Trying to become a “health platform”
Just a few days, FitBit however announced something really interesting: Humana, a relatively large US-based health plan announced that they would role out the FitBit platform to around 5 mn plan members. Although it needs to be seen how that is transforming into sales and earnings for FitBit, it is still a pretty impressive achievement.
If this becomes successful (and this is a big IF) this could be really interesting as these kind of revenues are worth much more than gadget sale. A rule of thumb is that the value of anything health data related is around 10 times revenue these days…
To be continued…..
Despite its ugly chart and the obvious issues, I do think that a lot of aspects at FiBit are interesting. So there will be a second post next week.
In the meantime a spared no expenses and got myself a new FitBit Versa and i hope I can also share my first experience.
To me this is far far away from value investor, and fully in the speculative invesment muddy waters. In other words: anti-Buffet.
And then what ?
Do you consider Berkshires latest India Investment as Anti BuffetT, too ?
https://www.forbes.com/sites/gurufocus/2018/08/27/berkshire-hathaway-takes-stake-in-indias-paytm/#5c77b4874984
1. Seems the transaction is not Buffet driven.
2. The latest Buffet (2000-2018) is not greatest Buffet (pre-2000) which is the one everyone (you the first) admires.
3. I also note that Payment intermediaries (Visa/Mastercard and lately Paypal/Amadeus & the StockExchanges) were always favourites among the best outperforming managers, because of their high-ROCE and high operating margins. See Fundsmith (or Buffet itself whose largest position is American Express).
Trying to get an edge into the future of payment intermediaries (and industry where high Roce is commonplace) I find it FAR LESS specualtive than investing in a ‘glorious’ company like FitBit whose glory lasted two seasons, and whose resemblance to Blackberry/TomTom scares me. I wonder what are the operating margins & Roce of FitBit and of its peers.
Yet, I will not hope for turnarounds but, (as Buffet) I will keep investing in high Roce / Operating Margins companies with higher predictability (large number of small regular transactions). And I have a nice shortlist.

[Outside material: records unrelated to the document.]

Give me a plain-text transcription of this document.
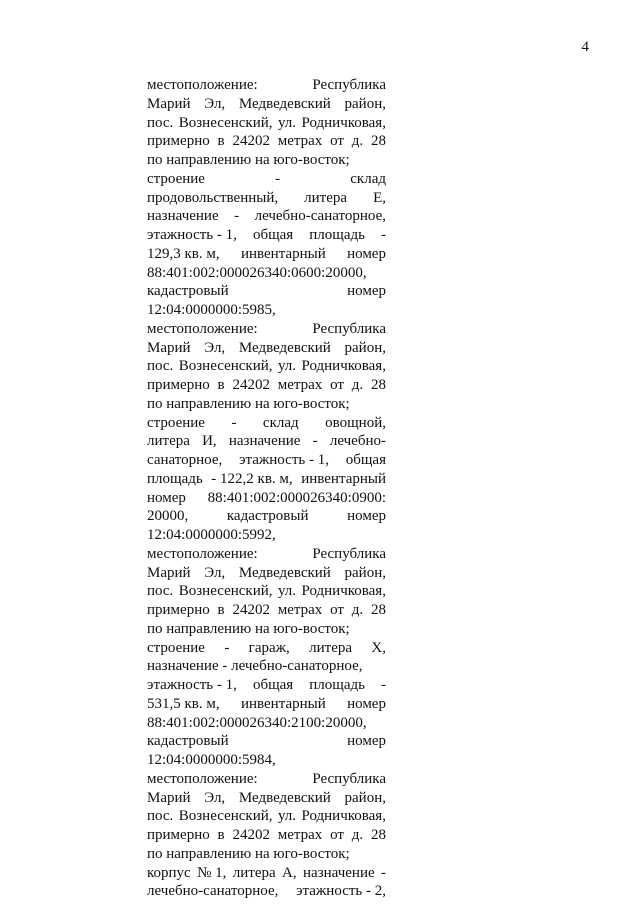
4
местоположение:	Республика
Марий Эл, Медведевский район,
пос. Вознесенский, ул. Родничковая,
примерно в 24202 метрах от д. 28
по направлению на юго-восток;
строение	-	склад
продовольственный, литера Е,
назначение - лечебно-санаторное,
этажность - 1, общая площадь -
129,3 кв. м, инвентарный номер
88:401:002:000026340:0600:20000,
кадастровый	номер
12:04:0000000:5985,
местоположение:	Республика
Марий Эл, Медведевский район,
пос. Вознесенский, ул. Родничковая,
примерно в 24202 метрах от д. 28
по направлению на юго-восток;
строение - склад овощной,
литера И, назначение - лечебно-
санаторное, этажность - 1, общая
площадь - 122,2 кв. м, инвентарный
номер 88:401:002:000026340:0900:
20000,	кадастровый	номер
12:04:0000000:5992,
местоположение:	Республика
Марий Эл, Медведевский район,
пос. Вознесенский, ул. Родничковая,
примерно в 24202 метрах от д. 28
по направлению на юго-восток;
строение - гараж, литера Х,
назначение - лечебно-санаторное,
этажность - 1, общая площадь -
531,5 кв. м, инвентарный номер
88:401:002:000026340:2100:20000,
кадастровый	номер
12:04:0000000:5984,
местоположение:	Республика
Марий Эл, Медведевский район,
пос. Вознесенский, ул. Родничковая,
примерно в 24202 метрах от д. 28
по направлению на юго-восток;
корпус № 1, литера А, назначение -
лечебно-санаторное, этажность - 2,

Just one remark here (more in a post): Buffet is the place to eat whereas BuffetT is the name of a famous investor …..
I think the most interesting aspect with FitBit is this: https://www.theverge.com/2018/9/26/17905390/john-hancock-life-insurance-fitness-tracker-wearables-science-health
That would open a market of tens of millions of devices, and there would be recurring revenue if FitBit manages to collect additional data with new trackers/watches.
What’s also interesting – when you do a news search for something like “insurance company fitness data”, you end up getting many headlines that include “FitBit”, such as “Should you hand your Fitbit data to an insurance company?”, but no other smartwatch-producer is mentioned.
And I would add that ECG/EKG coming to the next Apple watch.
This will be the new standard and benchmark.
Now Apple acquired a patent years ago. I wonder where everybody else stands on this (Garmin, Polar, Fitbit…)
I know some PE shops were circling AliveCor last year.